About 8.4% of children ages 10 to 19 treated at a Boston epilepsy clinic had eating disorders, three times the national average of 2.7% of teens with an eating disorder, researchers found.
“Adolescents with epilepsy may feel a loss of control because they don’t know when they’ll have a seizure,” said lead researcher Dr. Itay Tokatly Latzer, an epilepsy fellow at Boston Children’s Hospital.
“Controlling what they eat or don’t eat can presumably make them feel they have regained some control,” Tokatly Latzer added in a hospital news release. “This is one of the ways epilepsy may lead to eating disorders, in people who have a biological or psychological predisposition to develop eating disorders.”
For the study, Tokatly Latzer and colleagues analyzed data on 1,740 teens treated at least once at Boston Children’s Epilepsy Center for any conditions involving seizures between 2013 and 2022. None of the teens had an intellectual disability or autism.
Of those children, 146 were diagnosed with an eating disorder.
During the 10-year-period, the number of teens treated at the center who had eating disorders increased annually, rising from 12 in 2013 to 22 in 2022.
Anorexia was more common than either bulimia or binge eating among teens with epilepsy and an eating disorder.
Researchers found that teens with epilepsy were more likely to have an eating disorder if they had a lower BMI or suffered from a particular type of seizure called psychogenic non-epileptic seizures.
They also were more likely to have depression, anxiety, suicidal thoughts or a history of sexual abuse.
Adolescents with eating disorders began suffering seizures at a younger age than those without an eating disorder, results show.
The findings were presented Friday at the American Epilepsy Society’s annual meeting in Orlando, Fla.

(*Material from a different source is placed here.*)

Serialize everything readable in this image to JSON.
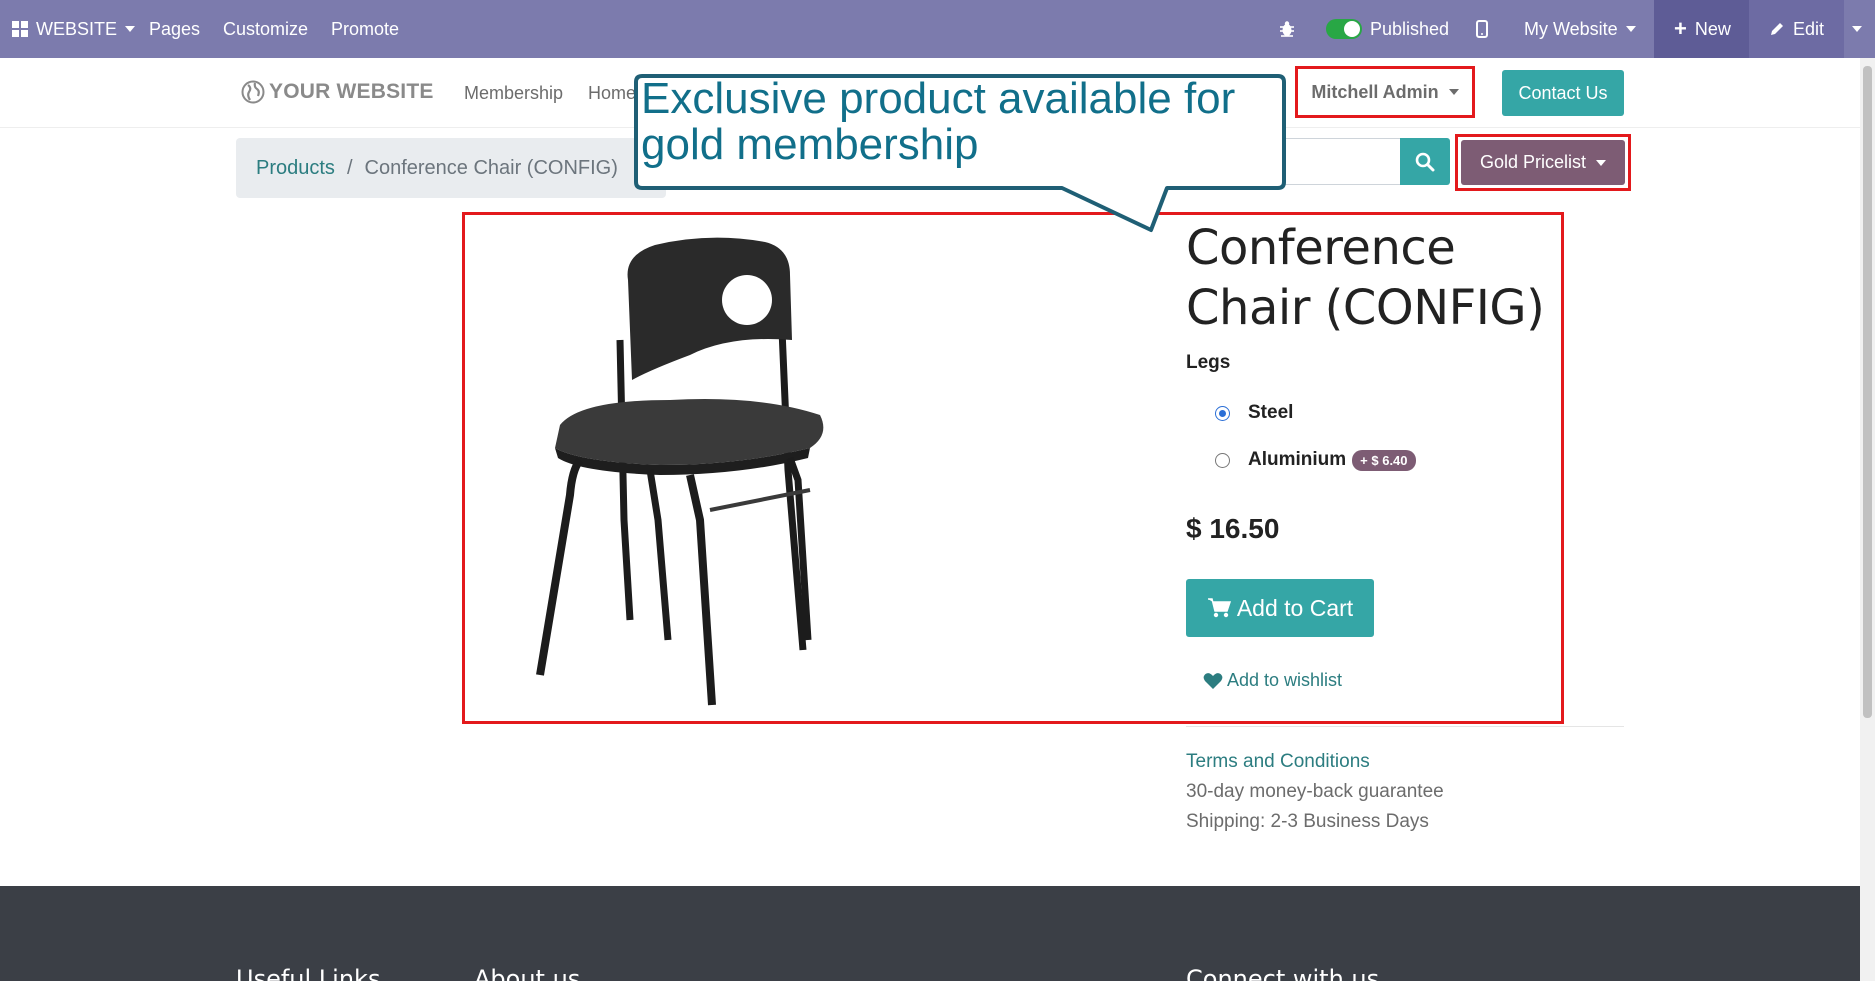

Results presented at medical meetings should be considered preliminary until they’re published in a peer-reviewed journal.
Health professionals at epilepsy clinics need to be aware of the higher risk of eating disorders in the adolescents they treat, Tokatly Latzer said. He added that those who have eating disorders should be referred for treatment of the disorder.
“This research is especially important because it highlights a psychiatric condition that may be associated with adolescents with epilepsy and can lead to a failure to meet nutritional needs and severe inability to carry out many daily life functions,” Tokatly Latzer added.